Per usare un’espressione popolare, c’è troppa carne al fuoco ne L’angelo nero, opera del milanese Fabio Musati.

Già autore di tre raccolte di racconti e di un testo teatrale, Musati prova qui a cimentarsi con una dimensione narrativa più lunga, ma il risultato finale è disomogeneo.

Romanzo d’ambientazione contemporanea, con un’attenzione a volte molto puntigliosa dei luoghi in cui si muove il protagonista, riflessione sulla scrittura stessa, con la difficoltà di tradurre in parole delle sensazioni ma anche con la voglia di scrivere qualcosa, un vago sentore di mistero nella ripetuta apparizione-sparizione di un’anziana signora, il tema del doppio, trattato nella trama principale ma anche in due rapidi racconti che vi si inseriscono quasi a forza, opera epistolare nella quale è difficile distinguere chi è reale e chi non lo è, viaggio nella memoria e nel tempo attraverso cimiteri, libri antichi e ricerche araldiche, per arrivare infine alla sorprendente presenza di un Dracula contemporaneo.

Davvero troppo per un libretto di una settantina di pagine.
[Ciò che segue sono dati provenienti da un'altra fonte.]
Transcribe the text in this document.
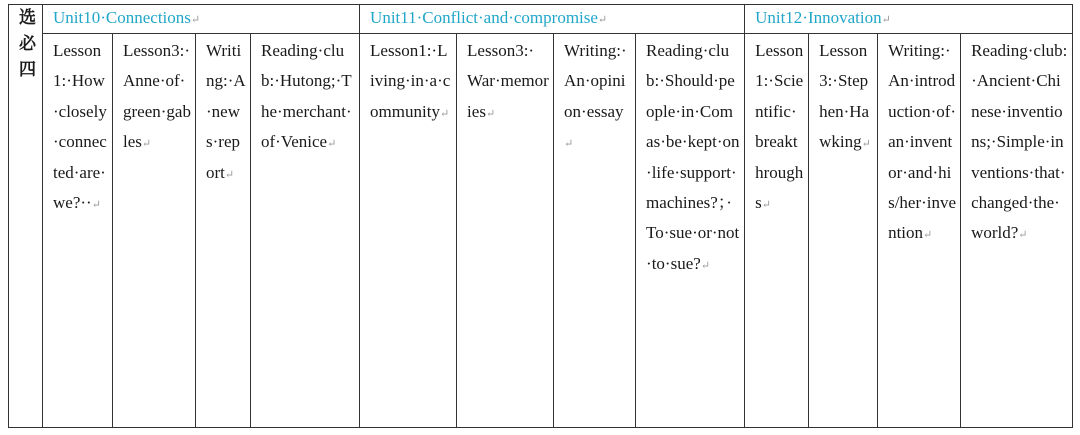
选
必
四	Unit10·Connections↵				Unit11·Conflict·and·compromise↵				Unit12·Innovation↵			
	Lesson1:·How·closely·connected·are·we?··↵	Lesson3:·Anne·of·green·gables↵	Writing:·A·news·report↵	Reading·club:·Hutong;·The·merchant·of·Venice↵	Lesson1:·Living·in·a·community↵	Lesson3:·War·memories↵	Writing:·An·opinion·essay↵	Reading·club:·Should·people·in·Comas·be·kept·on·life·support·machines?；·To·sue·or·not·to·sue?↵	Lesson1:·Scientific·breakthroughs↵	Lesson3:·Stephen·Hawking↵	Writing:·An·introduction·of·an·inventor·and·his/her·invention↵	Reading·club:·Ancient·Chinese·inventions;·Simple·inventions·that·changed·the·world?↵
Si comincia con un omaggio a Il diavolo a Milano, opera minore del raffinato ma poco conosciuto Filippo Tuena. Solo che Musati non è Tuena e, privo della sua a volte magica capacità di evocare sensazioni con le parole, si perde in discorsi che faticano a trovare una loro forza e direzione. Lo dice lui stesso nella seconda pagina, “cercavo qualcosa”, “una direzione appunto, che fosse un’idea forte, un obiettivo”, anche se è consapevole che “anche il più bravo comincia a scrivere la sua storia e lì cambia tutto”.

E così, sulla falsariga di Tuena e del suo alter-ego Pulito Musati, sotto l’identità di Asimut fobia, inizia il suo viaggio personale conoscendo il punto di partenza ma non quello di arrivo.

Il viaggio attraversa situazioni e stili narrativi molto diversi fra loro, “segni neri nello spazio” che fuoriescono dalla mente dell’autore e si susseguono continuamente, senza però riuscire a donare la sensazione che qualcosa sia stato compiuto. Musati riflette, insegue, parla, scrive, indaga, dubita e cerca di comprendere la realtà tramite le parole. In parte anche di ricrearla, perché le sue indagini lo portano a ricostruire una storia che forse sarà anche avvenuta davvero, ma che segue troppe svolte improbabili e troppe coincidenze per non sembrare una costruzione artificiale.

E il doppio che caratterizza i racconti, le mail, il continuo inseguimento alla signora e persino la figura del console rumeno finisce per diventare una presenza troppo insistita per non essere pesante.

Senza capo né coda” recita il titolo di uno dei raccontini, ma forse questo potrebbe essere il titolo dell’intero romanzo. A tratti Musati si dimostra capace di una buona scrittura ma, almeno in questo caso, la direzione forte da lui cercata non è stata trovata.